When I started writing my memoirs in the fall of 2010, I had this view of what I had done in my life because I had been there. When I got to the Iraq and Afghanistan part, I had this view that I’d given an order or guidance and there had been activities and an outcome. I started to assume that my decision was the reason for the outcome.

As we did interviews to get more background information, we found there were a thousand things that happened that actually determined what occurred. They could have been for the positive or the negative, but I didn’t know about them.

This made me more humble about what I had done and what I had not done. It reminded me that it’s really not you. You’re a factor, but you’re not the factor.

The ability to be humble opens your mind up. It allows you to be empathetic with your people. Not sympathetic, because you don’t have to agree with people or what they do. But you have to be able to see things from their side of the table. 

Whether it’s your own followers, or someone you’re opposed to, you often find they are as rational as you are, maybe more so. And they are trying as hard as you. That doesn’t mean you shouldn’t give guidance or correct mistakes. It means you don’t start out with an assumption that everyone is clueless until they get your guidance. 

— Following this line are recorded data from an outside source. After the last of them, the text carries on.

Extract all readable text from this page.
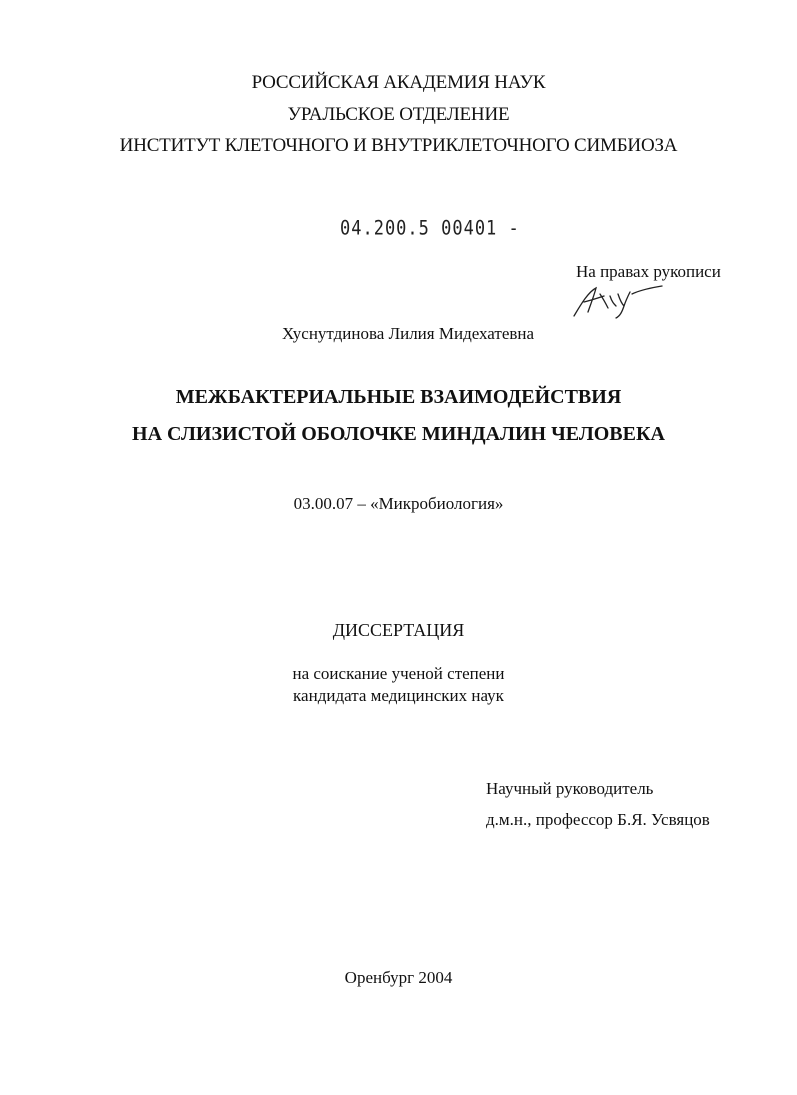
РОССИЙСКАЯ АКАДЕМИЯ НАУК
УРАЛЬСКОЕ ОТДЕЛЕНИЕ
ИНСТИТУТ КЛЕТОЧНОГО И ВНУТРИКЛЕТОЧНОГО СИМБИОЗА
04.200.5 00401 -
На правах рукописи
Хуснутдинова Лилия Мидехатевна
МЕЖБАКТЕРИАЛЬНЫЕ ВЗАИМОДЕЙСТВИЯ
НА СЛИЗИСТОЙ ОБОЛОЧКЕ МИНДАЛИН ЧЕЛОВЕКА
03.00.07 – «Микробиология»
ДИССЕРТАЦИЯ
на соискание ученой степени
кандидата медицинских наук
Научный руководитель
д.м.н., профессор Б.Я. Усвяцов
Оренбург 2004
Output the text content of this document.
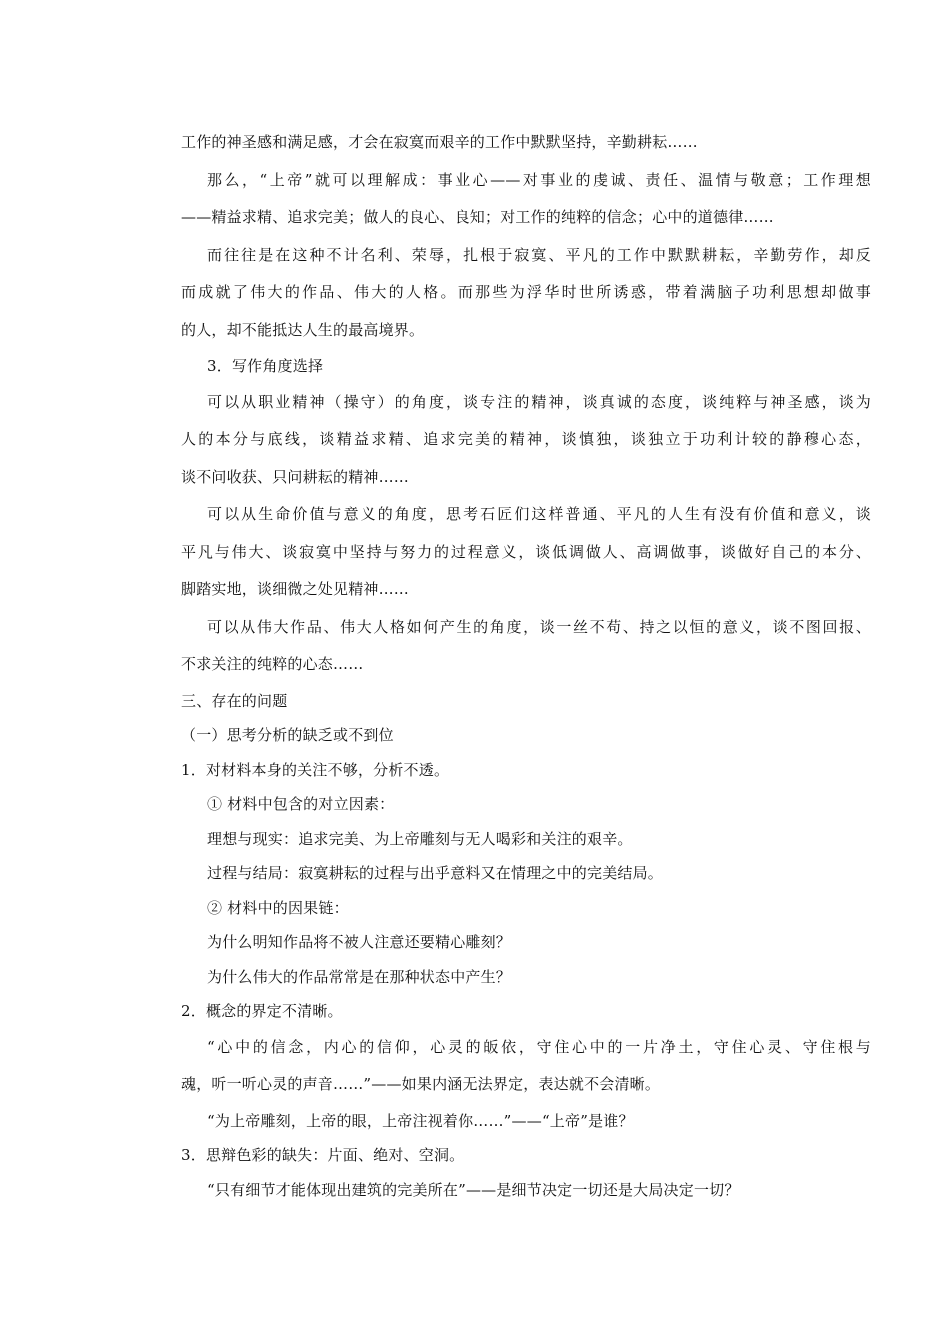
工作的神圣感和满足感，才会在寂寞而艰辛的工作中默默坚持，辛勤耕耘……
那么，“上帝”就可以理解成：事业心——对事业的虔诚、责任、温情与敬意；工作理想
——精益求精、追求完美；做人的良心、良知；对工作的纯粹的信念；心中的道德律……
而往往是在这种不计名利、荣辱，扎根于寂寞、平凡的工作中默默耕耘，辛勤劳作，却反
而成就了伟大的作品、伟大的人格。而那些为浮华时世所诱惑，带着满脑子功利思想却做事
的人，却不能抵达人生的最高境界。
3．写作角度选择
可以从职业精神（操守）的角度，谈专注的精神，谈真诚的态度，谈纯粹与神圣感，谈为
人的本分与底线，谈精益求精、追求完美的精神，谈慎独，谈独立于功利计较的静穆心态，
谈不问收获、只问耕耘的精神……
可以从生命价值与意义的角度，思考石匠们这样普通、平凡的人生有没有价值和意义，谈
平凡与伟大、谈寂寞中坚持与努力的过程意义，谈低调做人、高调做事，谈做好自己的本分、
脚踏实地，谈细微之处见精神……
可以从伟大作品、伟大人格如何产生的角度，谈一丝不苟、持之以恒的意义，谈不图回报、
不求关注的纯粹的心态……
三、存在的问题
（一）思考分析的缺乏或不到位
1．对材料本身的关注不够，分析不透。
① 材料中包含的对立因素：
理想与现实：追求完美、为上帝雕刻与无人喝彩和关注的艰辛。
过程与结局：寂寞耕耘的过程与出乎意料又在情理之中的完美结局。
② 材料中的因果链：
为什么明知作品将不被人注意还要精心雕刻？
为什么伟大的作品常常是在那种状态中产生？
2．概念的界定不清晰。
“心中的信念，内心的信仰，心灵的皈依，守住心中的一片净土，守住心灵、守住根与
魂，听一听心灵的声音……”——如果内涵无法界定，表达就不会清晰。
“为上帝雕刻，上帝的眼，上帝注视着你……”——“上帝”是谁？
3．思辩色彩的缺失：片面、绝对、空洞。
“只有细节才能体现出建筑的完美所在”——是细节决定一切还是大局决定一切？
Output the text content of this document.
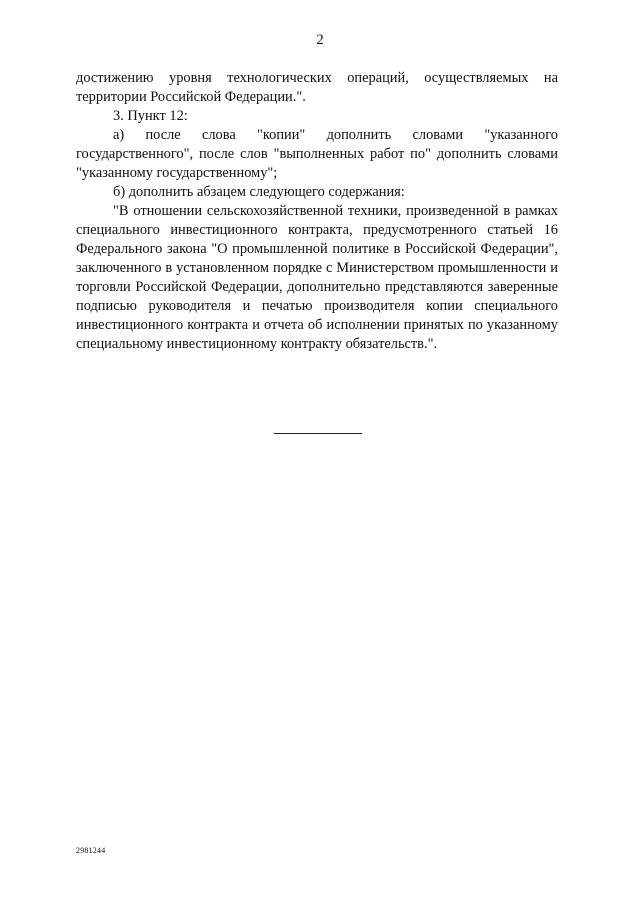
2

достижению уровня технологических операций, осуществляемых на территории Российской Федерации.".

3. Пункт 12:

а) после слова "копии" дополнить словами "указанного государственного", после слов "выполненных работ по" дополнить словами "указанному государственному";

б) дополнить абзацем следующего содержания:

"В отношении сельскохозяйственной техники, произведенной в рамках специального инвестиционного контракта, предусмотренного статьей 16 Федерального закона "О промышленной политике в Российской Федерации", заключенного в установленном порядке с Министерством промышленности и торговли Российской Федерации, дополнительно представляются заверенные подписью руководителя и печатью производителя копии специального инвестиционного контракта и отчета об исполнении принятых по указанному специальному инвестиционному контракту обязательств.".

2981244
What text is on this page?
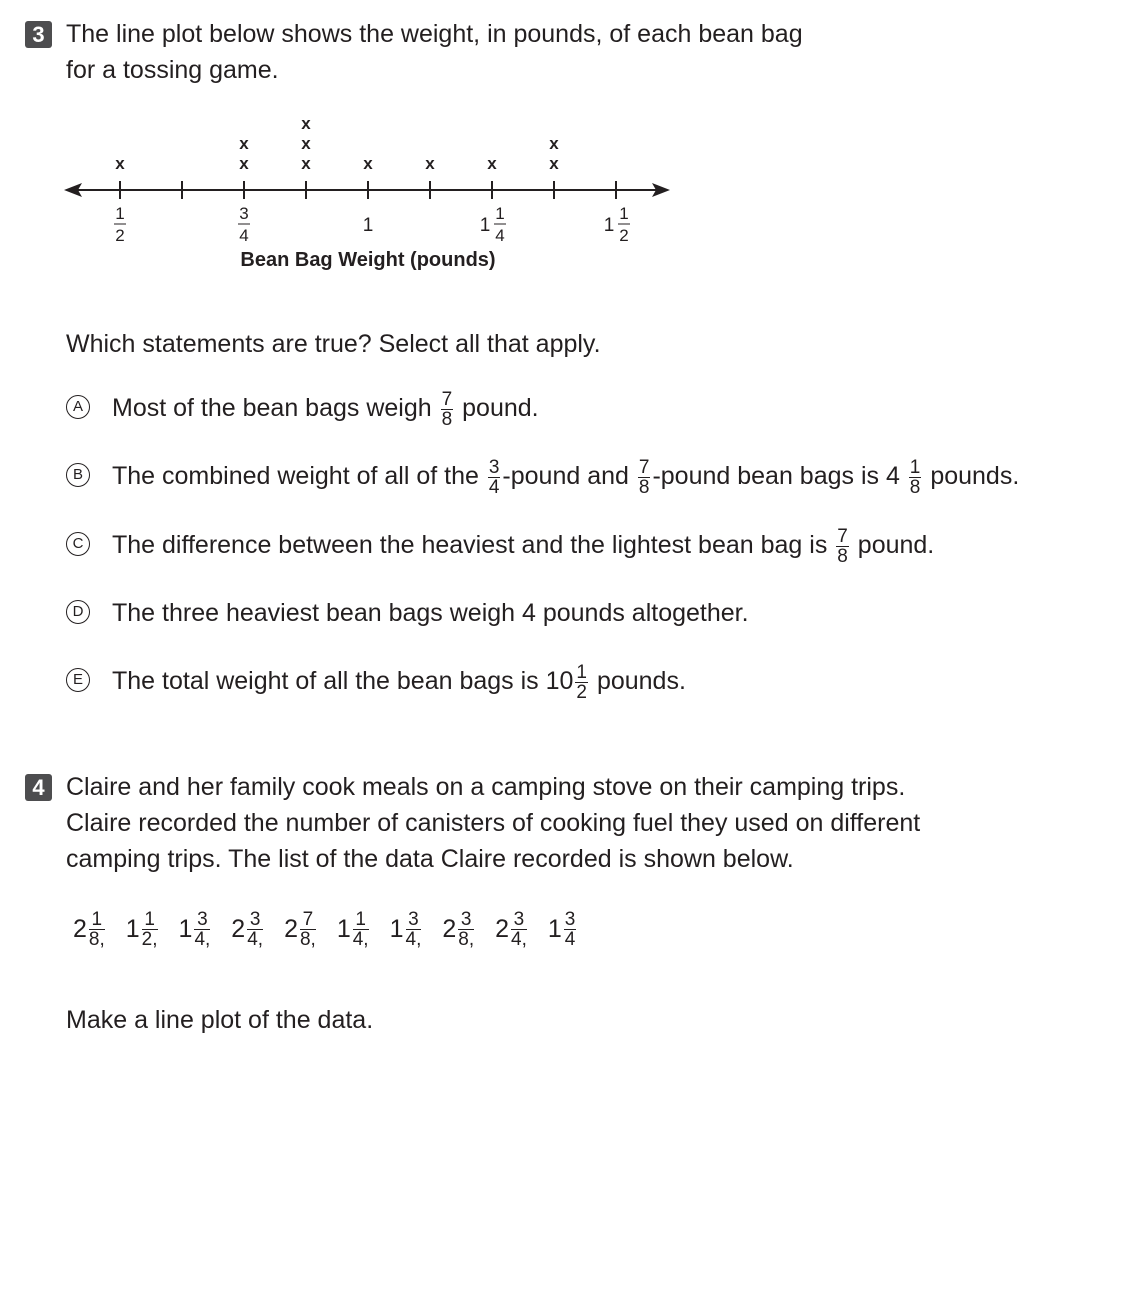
3 The line plot below shows the weight, in pounds, of each bean bag
for a tossing game.
1
2
3
4	1	1
1
4	1
1
2
x	x
x
x
x
x
x	x	x	x
x
Bean Bag Weight (pounds)
Which statements are true? Select all that apply.
A Most of the bean bags weigh $\frac{7}{8}$ pound.
B The combined weight of all of the $\frac{3}{4}$ -pound and $\frac{7}{8}$ -pound bean bags is $4 \frac{1}{8}$ pounds.
C The difference between the heaviest and the lightest bean bag is $\frac{7}{8}$ pound.
D The three heaviest bean bags weigh 4 pounds altogether.
E The total weight of all the bean bags is $10 \frac{1}{2}$ pounds.
4 Claire and her family cook meals on a camping stove on their camping trips.
Claire recorded the number of canisters of cooking fuel they used on different
camping trips. The list of the data Claire recorded is shown below.
$2 \frac{1}{8,} 1 \frac{1}{2,} 1 \frac{3}{4,} 2 \frac{3}{4,} 2 \frac{7}{8,} 1 \frac{1}{4,} 1 \frac{3}{4,} 2 \frac{3}{8,} 2 \frac{3}{4,} 1 \frac{3}{4}$
Make a line plot of the data.
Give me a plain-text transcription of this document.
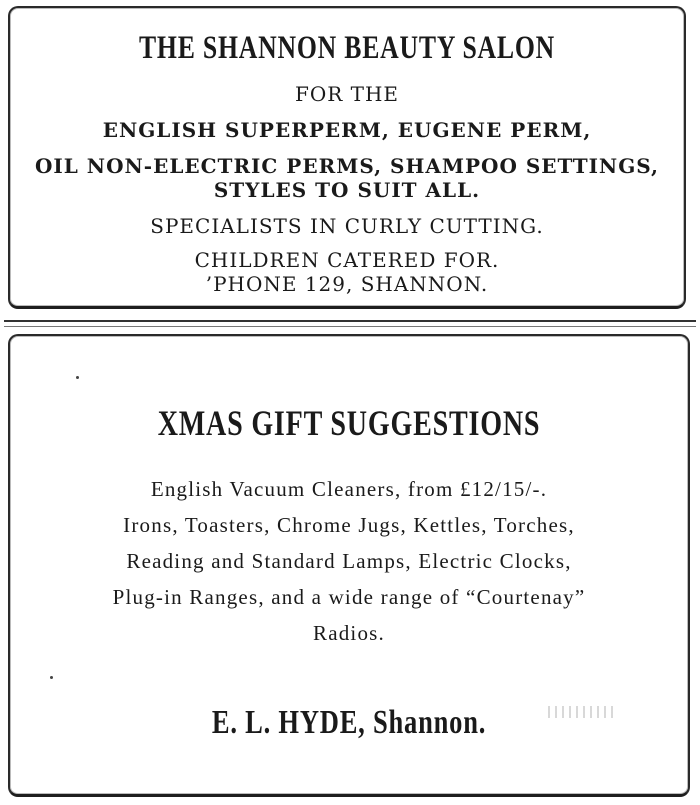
THE SHANNON BEAUTY SALON
FOR THE
ENGLISH SUPERPERM, EUGENE PERM,
OIL NON-ELECTRIC PERMS, SHAMPOO SETTINGS,
STYLES TO SUIT ALL.
SPECIALISTS IN CURLY CUTTING.
CHILDREN CATERED FOR.
’PHONE 129, SHANNON.
XMAS GIFT SUGGESTIONS
English Vacuum Cleaners, from £12/15/-.
Irons, Toasters, Chrome Jugs, Kettles, Torches,
Reading and Standard Lamps, Electric Clocks,
Plug-in Ranges, and a wide range of “Courtenay”
Radios.
E. L. HYDE, Shannon.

The best way to learn this is get in as a leader and get muddy. You also need feedback loops from people who work for you or alongside you that constantly give you the broader view, the reminder of where you’re wrong. I don’t want to undermine the leader’s confidence, because a leader has to have confidence. But the leadership should never stray into hubris.

You’ve written about organizations only needing a critical mass to change course. How do leaders create or facilitate the creation of a critical mass? 

I’ve done a lot of thinking about this but I don’t claim to have the right answer. We believe that in the average organization, you need about 10 percent of the people who are actually pushing things in the direction you want to go. But it can’t just be the 10 percent. You've got to find people who have influence.  

The work charts of an organization will give you a sense of some things, but it will not identify your primary influencers. We started doing this with al-Qaeda in Iraq when we we’re trying to understand them. We realized that when we organized them on our slide, and then tried to fight that organization, they had never gotten that slide and didn’t recognize that organization. I should have sent it to them actually.  

We found that was not the way they operated. Then you think about your own organizations and say, "Who really makes things happen? Who do you listen to, who do you go to?" The answer is usually different from the line-and-block chart. We started looking hard inside organizations to find the influencers. We did surveys and interviews, and they uncovered that pretty effectively. 

What is the role of defeat in learning great leadership? We think of great leaders being victorious, but do defeats teach you just as much? 

Defeats teach you a lot more. When we win, we can assume we just had our act together. 

An organization and individuals need to realistically look at why they got defeated, and yet not start to think of themselves as permanent losers. You see some cases in business of people who’ve gone bankrupt, but they come back again. It is a very maturing exercise.  

I’d almost rather see someone who has been scuffed up a little in life and knows that, than I would someone who plays in the game and their uniform never got dirty.